The opening quarter of 2016 has been a sluggish one for Australia’s property market, with home prices falling across the majority of capital cities in the three months to March.

Released this week, the March quarter Domain House Price Report has revealed that the combined capital city median house price dipped 0.5% to $719,024 during the three-month period.

Over the same period, the combined capital city unit price fell 1.1%.

In the year to March house prices in Australia have risen 6.2%, while unit prices have increased by 3.4%.

For the housing market, only Melbourne (1.2%) and Hobart (4.3%) saw growth over the quarter, while unit prices dropped in all markets except Adelaide where prices remained steady.

For Sydney, the March quarter saw house prices fall 1.5%, bringing the median house price back under $1m at $995,804 and makes it two successive quarters of price falls in the city.

The March fall now means house prices in Sydney are falling faster than they were during the GFC and could have fallen further if not for the performance of a select few pockets.

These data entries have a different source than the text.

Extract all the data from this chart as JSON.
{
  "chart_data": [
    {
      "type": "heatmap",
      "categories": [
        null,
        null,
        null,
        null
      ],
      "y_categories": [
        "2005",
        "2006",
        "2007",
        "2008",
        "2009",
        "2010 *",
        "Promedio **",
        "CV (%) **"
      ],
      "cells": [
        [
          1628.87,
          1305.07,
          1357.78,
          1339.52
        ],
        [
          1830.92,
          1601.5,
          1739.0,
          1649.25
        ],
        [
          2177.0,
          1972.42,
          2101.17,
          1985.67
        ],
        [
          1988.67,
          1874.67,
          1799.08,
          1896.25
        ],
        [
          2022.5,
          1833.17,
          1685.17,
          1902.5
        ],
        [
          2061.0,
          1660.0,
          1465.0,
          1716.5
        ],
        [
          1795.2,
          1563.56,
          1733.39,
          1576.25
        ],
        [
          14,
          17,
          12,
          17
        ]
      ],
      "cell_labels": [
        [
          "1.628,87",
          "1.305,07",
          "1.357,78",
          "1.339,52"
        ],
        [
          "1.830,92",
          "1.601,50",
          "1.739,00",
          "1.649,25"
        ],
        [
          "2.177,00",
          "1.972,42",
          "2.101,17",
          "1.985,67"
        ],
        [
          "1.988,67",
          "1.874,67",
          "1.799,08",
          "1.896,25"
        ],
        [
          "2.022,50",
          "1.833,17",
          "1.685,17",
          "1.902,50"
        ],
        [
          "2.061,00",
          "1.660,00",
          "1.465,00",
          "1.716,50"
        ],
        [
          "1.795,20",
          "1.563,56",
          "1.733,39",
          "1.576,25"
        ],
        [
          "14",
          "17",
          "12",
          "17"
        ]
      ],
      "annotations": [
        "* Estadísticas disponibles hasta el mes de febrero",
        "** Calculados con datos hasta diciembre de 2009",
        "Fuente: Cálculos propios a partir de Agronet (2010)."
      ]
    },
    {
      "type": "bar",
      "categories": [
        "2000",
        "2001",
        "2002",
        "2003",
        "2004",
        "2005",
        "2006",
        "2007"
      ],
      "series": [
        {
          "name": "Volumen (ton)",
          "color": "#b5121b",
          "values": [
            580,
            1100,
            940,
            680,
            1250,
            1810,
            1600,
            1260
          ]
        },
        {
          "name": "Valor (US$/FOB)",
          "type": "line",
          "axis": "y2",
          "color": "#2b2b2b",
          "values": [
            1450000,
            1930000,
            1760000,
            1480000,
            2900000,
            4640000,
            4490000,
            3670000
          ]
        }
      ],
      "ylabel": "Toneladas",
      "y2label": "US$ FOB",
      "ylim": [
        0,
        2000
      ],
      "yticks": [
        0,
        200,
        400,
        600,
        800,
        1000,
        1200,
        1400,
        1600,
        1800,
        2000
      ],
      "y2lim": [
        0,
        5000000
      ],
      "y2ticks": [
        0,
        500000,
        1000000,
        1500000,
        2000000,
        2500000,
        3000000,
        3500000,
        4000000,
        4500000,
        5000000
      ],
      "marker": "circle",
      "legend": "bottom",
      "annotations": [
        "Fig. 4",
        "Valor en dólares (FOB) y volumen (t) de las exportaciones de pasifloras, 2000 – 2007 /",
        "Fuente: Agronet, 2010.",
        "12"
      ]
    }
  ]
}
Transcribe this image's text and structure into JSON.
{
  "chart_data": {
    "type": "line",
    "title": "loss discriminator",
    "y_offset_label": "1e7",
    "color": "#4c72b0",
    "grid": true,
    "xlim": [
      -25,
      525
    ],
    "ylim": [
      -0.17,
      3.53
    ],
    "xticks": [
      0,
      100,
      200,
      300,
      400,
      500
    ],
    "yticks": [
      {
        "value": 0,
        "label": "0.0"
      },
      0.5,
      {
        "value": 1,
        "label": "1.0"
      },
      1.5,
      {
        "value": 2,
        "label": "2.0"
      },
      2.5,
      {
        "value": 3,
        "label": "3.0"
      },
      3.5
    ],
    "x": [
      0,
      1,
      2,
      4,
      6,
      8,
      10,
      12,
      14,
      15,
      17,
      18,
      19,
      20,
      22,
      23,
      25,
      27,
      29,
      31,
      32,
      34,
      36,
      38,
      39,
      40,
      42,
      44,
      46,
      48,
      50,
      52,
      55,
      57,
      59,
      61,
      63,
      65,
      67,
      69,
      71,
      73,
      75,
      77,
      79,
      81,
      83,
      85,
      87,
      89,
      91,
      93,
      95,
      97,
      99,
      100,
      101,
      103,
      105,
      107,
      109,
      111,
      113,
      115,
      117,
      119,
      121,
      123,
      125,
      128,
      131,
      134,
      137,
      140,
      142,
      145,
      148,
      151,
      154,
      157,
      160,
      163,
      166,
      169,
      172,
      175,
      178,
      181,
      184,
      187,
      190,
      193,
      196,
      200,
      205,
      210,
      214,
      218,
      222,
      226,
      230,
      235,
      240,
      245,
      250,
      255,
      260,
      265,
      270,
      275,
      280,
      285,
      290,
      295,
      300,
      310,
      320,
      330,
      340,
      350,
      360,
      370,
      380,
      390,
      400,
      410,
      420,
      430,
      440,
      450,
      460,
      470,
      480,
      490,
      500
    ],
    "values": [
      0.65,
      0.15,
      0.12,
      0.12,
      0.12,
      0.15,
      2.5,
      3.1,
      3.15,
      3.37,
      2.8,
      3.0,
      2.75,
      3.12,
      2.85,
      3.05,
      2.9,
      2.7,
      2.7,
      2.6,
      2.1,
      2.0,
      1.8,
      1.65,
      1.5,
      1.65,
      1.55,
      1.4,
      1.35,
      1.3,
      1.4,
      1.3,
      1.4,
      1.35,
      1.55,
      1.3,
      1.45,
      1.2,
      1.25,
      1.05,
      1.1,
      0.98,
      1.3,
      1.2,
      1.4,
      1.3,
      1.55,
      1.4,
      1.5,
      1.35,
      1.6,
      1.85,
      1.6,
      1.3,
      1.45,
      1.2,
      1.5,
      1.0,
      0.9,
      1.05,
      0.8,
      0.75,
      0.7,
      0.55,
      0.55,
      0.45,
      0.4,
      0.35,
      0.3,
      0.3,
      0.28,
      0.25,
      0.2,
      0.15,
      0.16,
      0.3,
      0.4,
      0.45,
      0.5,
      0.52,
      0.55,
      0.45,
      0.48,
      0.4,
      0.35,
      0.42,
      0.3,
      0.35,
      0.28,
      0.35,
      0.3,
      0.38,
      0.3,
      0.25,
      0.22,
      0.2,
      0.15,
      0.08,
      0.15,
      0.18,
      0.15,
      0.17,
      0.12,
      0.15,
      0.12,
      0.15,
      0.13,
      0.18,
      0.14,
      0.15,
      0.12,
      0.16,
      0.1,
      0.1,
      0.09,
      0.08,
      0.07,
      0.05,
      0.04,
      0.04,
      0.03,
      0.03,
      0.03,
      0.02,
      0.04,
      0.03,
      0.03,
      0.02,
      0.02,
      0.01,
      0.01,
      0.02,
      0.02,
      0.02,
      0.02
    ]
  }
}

“We’re recording a 4.7% fall over the past two quarters and that’s just above the 4.6% fall that was recorded over the entire year of 2008 when we had four consecutive quarters of falls during the GFC,” Dr Wilson said.

“We’ve got a bit of a mixed market in Sydney at the moment. It’s really the inner-suburban higher priced areas that are holding the market up. There’s been very strong growth in the lower north, particularly the lower north over the quarter,” he said.

“Really, if it wasn’t for that we would’ve had a sharp decline in prices. Those prestige areas have really activated this year and I think a lot of that is because they were definite underperformers during the boom.”

While Sydney’s blue-chip stock may have been performing well, Wilson said there are signs that growth is beginning to wane in those areas and it is likely price growth will continue to flatten across the city in 2016.

Sydney’s unit prices also fell for the second consecutive quarter, down by 0.7% to $656,166.

In Melbourne, the March quarter’s 1.2% increase to Median house price of $726,962 gave the city 14 straight quarters of house price growth and Dr Wilson said it easily holds the mantle of the nation‘s strongest market, though growth will be relatively subdued this year.

“Melbourne was quite modest, but it has now grown 14 quarters in a row. It’s a quietly confident market,” he said.

“I think that it’s a market that’s remarkably stable at the moment and given that, I think the prospects for Melbourne are that it’s likely to be the leading market this year.

“I think that it’ll really struggle to record prices growth of over 5% for the year, which will be about a third of what it grew last year.”

Melbourne unit prices fell by 1.7% over the March quarter to $444,370, which Dr Wilson said was continual evidence of the impacts of oversupply.

Dr Wilson said Brisbane’s unit market, which saw price falls of 0.8% in the quarter and 3.2% in the year to March is having similar problems with over supply, but unlike Melbourne its housing performance has been disappointing given the high hopes many held for the city.

Brisbane house prices fell marginally over the March quarter for the first decrease since the September quarter 2014, with a median price of $512,809, with migration and the Queensland economy acting as a handbrake.

“There’s some issue in Brisbane that are clearly structural. The first is that there’s continuing problems with the local economy, we’ve seen the unemployment rate for Queensland ticking up over 6% and that’s a key factor in keeping price growth flat.

“The other point is that we’ve seen a significant decline in migration into south east Queensland. It’s at very low levels at the moment.

“Migration has been a key driver of property markets in south east Queensland and the end of the resources boom plus very strong economies in Melbourne and Sydney are keeping that migration around the southern states.”

In Hobart the median house price now sits at $360,212, up 7.6% in the past 12 months as the Tasmanian capital plays catch up.

“Hobart is clearly in catch up mode, the median is still under $400,000 after a period of subdued growth.  It’s really activated buyers on the basis of good value opportunities under $400,000 and I really think investors are getting a bit more interested.

“Rents are growing for houses and vacancy rates are the lowest in the country and the yields are the highest. With such a low entry point, it’s always a bit of head scratcher as to why there’s not more investment activity in Hobart, but of course the local economy is the key.”

In Perth the March quarter saw another price fall, but Dr Wilson said it may be starting to recover.

“The big issue in Perth is the local economy. There are some good signs with a sharp decline I unemployment over March and that’s going to be the beginning of the journey back

“It’s always going to be a question of two forward and one back, but I do think Perth has a chance of finishing in the black by the end of this year.”

Over the quarter, Perth’s house price fell 1.3% to $579,914.

In Adelaide, the median house price fell 0.5% to $491,422, while unit prices remained at $303,537.

Canberra’s median house price fell 1.4% to $638,696 and units dropped 2.8% to $400,637.

Darwin’s median house price slipped 4.9% to $610,305 and its units fell 4.1% to $448,416.